To make zoodles, you will need to invest in one inexpensive tool, a spiralizer (see photo; I paid $29.99 for mine). On one side, you insert your choice of blade for desired thickness of your zoodles. To create the zoodles, you “stake” the zucchini into a metal holder on one end, then, secure the zucchini with a multi-pronged clamp on the other end. As you turn the hand-crank, ribbons of noodle will cascade down on the other side. Making zoodles with a spiralizer is fun—and a great way to get kids involved in the kitchen (and eating more vegetables!).
Zoodles with Arugula Pesto
6 cups organic baby arugula
1 large garlic clove (or 2 medium)
Juice of 1 lemon
1 teaspoon Celtic sea salt
1/4 cup quality extra-virgin olive oil
To make pesto: Place all the ingredients in a food processor. Pulse until smooth and creamy. Season to taste (you may want to add a little more garlic or Celtic sea salt).

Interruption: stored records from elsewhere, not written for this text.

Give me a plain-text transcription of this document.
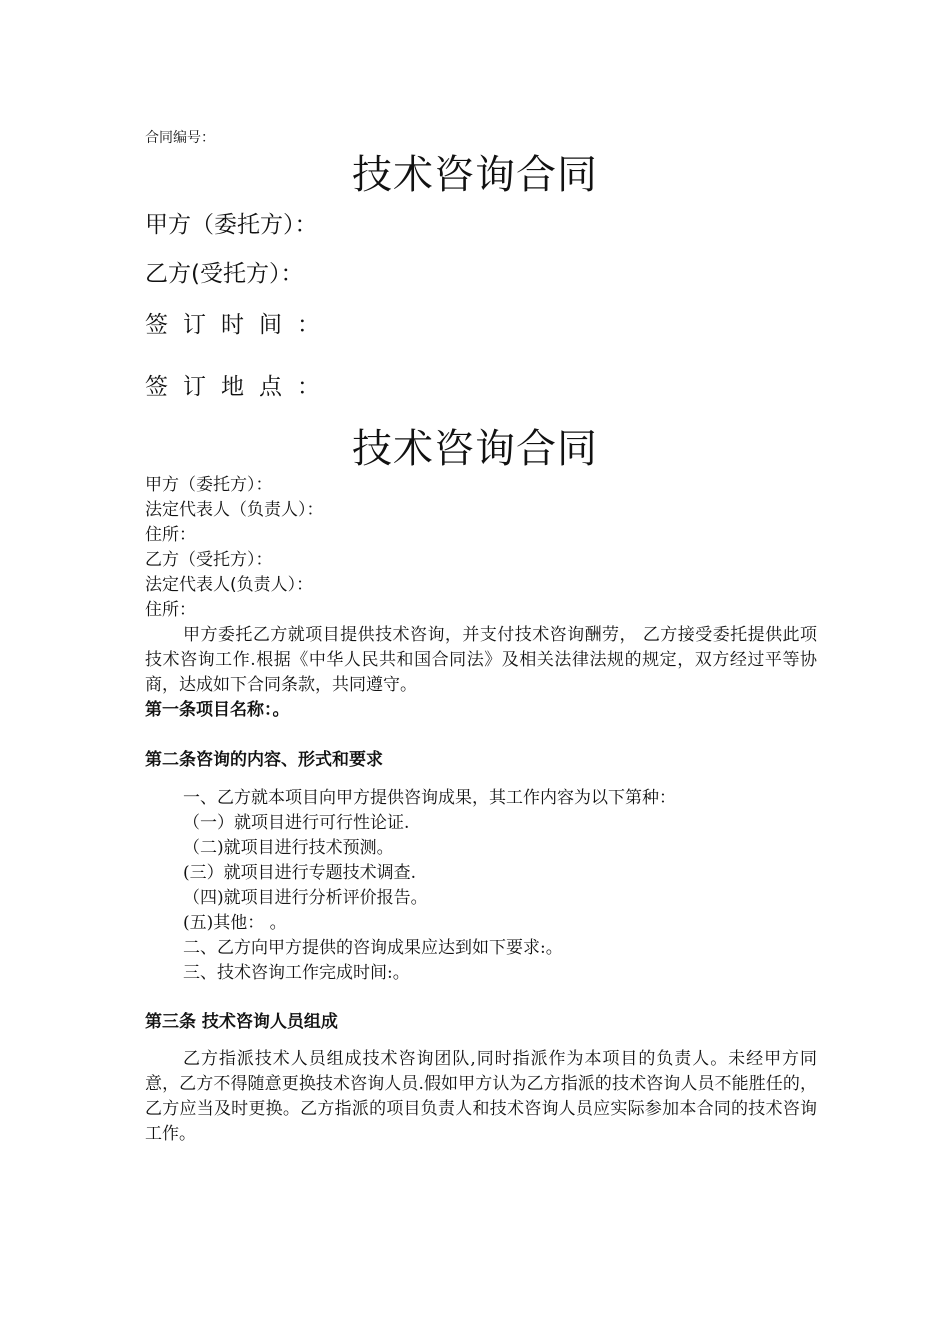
合同编号：
技术咨询合同
甲方（委托方）：
乙方(受托方）：
签订时间：
签订地点：
技术咨询合同
甲方（委托方）：
法定代表人（负责人）：
住所：
乙方（受托方）：
法定代表人(负责人）：
住所：
甲方委托乙方就项目提供技术咨询，并支付技术咨询酬劳， 乙方接受委托提供此项技术咨询工作.根据《中华人民共和国合同法》及相关法律法规的规定，双方经过平等协商，达成如下合同条款，共同遵守。
第一条项目名称：。
第二条咨询的内容、形式和要求
一、乙方就本项目向甲方提供咨询成果，其工作内容为以下第种：
（一）就项目进行可行性论证.
（二)就项目进行技术预测。
(三）就项目进行专题技术调查.
（四)就项目进行分析评价报告。
(五)其他： 。
二、乙方向甲方提供的咨询成果应达到如下要求:。
三、技术咨询工作完成时间:。
第三条 技术咨询人员组成
乙方指派技术人员组成技术咨询团队,同时指派作为本项目的负责人。未经甲方同意，乙方不得随意更换技术咨询人员.假如甲方认为乙方指派的技术咨询人员不能胜任的，乙方应当及时更换。乙方指派的项目负责人和技术咨询人员应实际参加本合同的技术咨询工作。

3 pounds of organic zucchini and/or yellow squash, well washed, ends trimmed
2 tablespoons unrefined or virgin coconut oil
1/4 cup water, if needed
Spiralize the zucchini and / or yellow squash. Place in a large bowl to hold.
Eat zoodles raw, if you wish.
To cook zoodles: In a Dutch oven, or a large, heavy-bottomed pot with a lid (preferably stainless steel or ceramic cast-iron; not non-stick), heat coconut oil over medium-high flame. Flick a drop of water into the pot. When it sizzles (the coconut oil should not be smoking), add the zoodles.
Stir well, making sure all the zoodles are well-coated with the coconut oil, about 1-2 minutes. If zoodles start sticking to the pot, add a little water. Reduce heat to low, cover, and let cook for 1-2 minutes, or until al dente. Do not overcook! Remove from heat immediately (and remove lid). Serve with arugula pesto, basil pesto or tomato-meat sauce.